We, the Jamaican community in Jamaica and abroad, have long understood that we must put children first. That is the reason so many of our brightest, most vigorous young people go abroad in search of a better life for their children, even more than themselves. What we need are the facilities to do this. We need nutrition programmes, so that mothers can be able to breastfeed their babies for at least six months, giving them a headstart on life. The World Bank, on Friday, published a report on Health, Nutrition and Population which says it is now provable that nations can add between 2 and 3 per cent to GDP simply by improving the nutrition of the poorest. "Children are irreversibly damaged by malnutrition by age 2, long before they begin primary school". Programmes begun after 2 can never reverse the stunting, physical and mental, that occurs in the first two years of childhood.

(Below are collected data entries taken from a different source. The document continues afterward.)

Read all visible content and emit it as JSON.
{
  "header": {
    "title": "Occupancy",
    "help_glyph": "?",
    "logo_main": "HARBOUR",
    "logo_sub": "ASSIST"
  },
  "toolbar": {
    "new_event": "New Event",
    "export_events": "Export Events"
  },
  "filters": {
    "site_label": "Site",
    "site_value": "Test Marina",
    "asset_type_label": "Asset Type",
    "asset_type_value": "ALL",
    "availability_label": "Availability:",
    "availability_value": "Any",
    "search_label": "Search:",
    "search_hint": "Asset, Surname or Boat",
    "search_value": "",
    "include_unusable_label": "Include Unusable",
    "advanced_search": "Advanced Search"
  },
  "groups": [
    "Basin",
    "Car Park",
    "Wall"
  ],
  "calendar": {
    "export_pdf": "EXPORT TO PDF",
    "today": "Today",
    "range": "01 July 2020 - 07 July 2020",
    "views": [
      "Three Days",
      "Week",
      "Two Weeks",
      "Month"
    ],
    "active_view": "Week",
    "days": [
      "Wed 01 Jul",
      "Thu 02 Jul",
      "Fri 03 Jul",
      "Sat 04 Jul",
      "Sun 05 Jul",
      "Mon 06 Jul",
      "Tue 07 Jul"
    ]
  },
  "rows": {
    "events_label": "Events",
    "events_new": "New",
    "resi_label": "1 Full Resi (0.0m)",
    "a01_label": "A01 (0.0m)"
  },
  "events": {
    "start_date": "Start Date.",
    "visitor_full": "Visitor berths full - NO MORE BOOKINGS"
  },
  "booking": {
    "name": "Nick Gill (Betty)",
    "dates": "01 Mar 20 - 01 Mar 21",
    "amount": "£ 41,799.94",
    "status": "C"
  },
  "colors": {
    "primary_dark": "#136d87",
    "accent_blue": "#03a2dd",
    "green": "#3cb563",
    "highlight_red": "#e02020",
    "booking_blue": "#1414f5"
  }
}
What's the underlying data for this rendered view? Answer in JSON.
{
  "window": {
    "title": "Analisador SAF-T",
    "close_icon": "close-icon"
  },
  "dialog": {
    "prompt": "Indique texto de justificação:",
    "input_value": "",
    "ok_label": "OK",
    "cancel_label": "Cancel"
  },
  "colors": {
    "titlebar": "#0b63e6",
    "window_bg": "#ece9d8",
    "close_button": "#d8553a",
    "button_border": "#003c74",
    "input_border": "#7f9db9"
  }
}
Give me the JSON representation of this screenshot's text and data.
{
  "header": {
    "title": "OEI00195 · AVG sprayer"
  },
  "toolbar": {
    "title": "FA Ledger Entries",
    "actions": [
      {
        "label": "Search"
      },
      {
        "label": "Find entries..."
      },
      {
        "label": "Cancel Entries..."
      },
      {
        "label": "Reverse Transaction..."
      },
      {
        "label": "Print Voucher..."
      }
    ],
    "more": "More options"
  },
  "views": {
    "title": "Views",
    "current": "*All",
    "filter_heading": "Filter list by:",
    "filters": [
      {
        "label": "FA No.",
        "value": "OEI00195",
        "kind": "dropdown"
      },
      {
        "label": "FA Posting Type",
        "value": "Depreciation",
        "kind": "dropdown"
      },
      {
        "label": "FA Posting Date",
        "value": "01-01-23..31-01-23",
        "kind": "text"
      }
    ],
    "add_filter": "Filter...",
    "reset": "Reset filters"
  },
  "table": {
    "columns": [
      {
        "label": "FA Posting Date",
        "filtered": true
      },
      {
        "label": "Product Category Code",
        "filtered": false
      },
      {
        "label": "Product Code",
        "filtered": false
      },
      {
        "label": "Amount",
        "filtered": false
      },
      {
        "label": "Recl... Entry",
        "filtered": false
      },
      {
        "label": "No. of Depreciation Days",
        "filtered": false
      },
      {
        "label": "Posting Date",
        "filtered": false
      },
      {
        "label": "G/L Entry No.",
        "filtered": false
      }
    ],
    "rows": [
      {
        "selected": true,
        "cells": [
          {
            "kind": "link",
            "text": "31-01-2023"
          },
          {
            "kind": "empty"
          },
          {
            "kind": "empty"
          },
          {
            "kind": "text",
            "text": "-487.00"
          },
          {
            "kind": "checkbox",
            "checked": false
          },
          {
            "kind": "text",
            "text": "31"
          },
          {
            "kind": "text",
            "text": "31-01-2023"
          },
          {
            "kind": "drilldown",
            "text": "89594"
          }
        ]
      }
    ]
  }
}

If mothers are going to be helped to nurture their children they will clearly need better organised, safer and healthier communities with more convenient schools and community and sports facilities. . Much of this work can be accomplished by the people themselves, although programmes of this sort (like the 'Crash programme' of the 70s) are regarded by some boobies as giveaways and handouts. If we expect people to work for nothing we should realise that they know that getting a firearm is easier and more cost-effective.

Which brings us to crime. Healthier communities means that we've got to stop burning garbage as well as to stop turning young people into garbage. I keep saying that there are Einsteins and Colin Powells cutting cane in Jamaican fields. There are Mozarts and Muhammad Alis on Death Row, as the Barnett Report on Jamaican prisons suggested 30 years ago...

We can help Jamaica to work again and in doing so, help the whole world to work better. We don't need cash so much as the inspiration and the will.

Which is why I believe Portia Simpson if she gets a fair chance, may transform our civilisation. She has what it takes.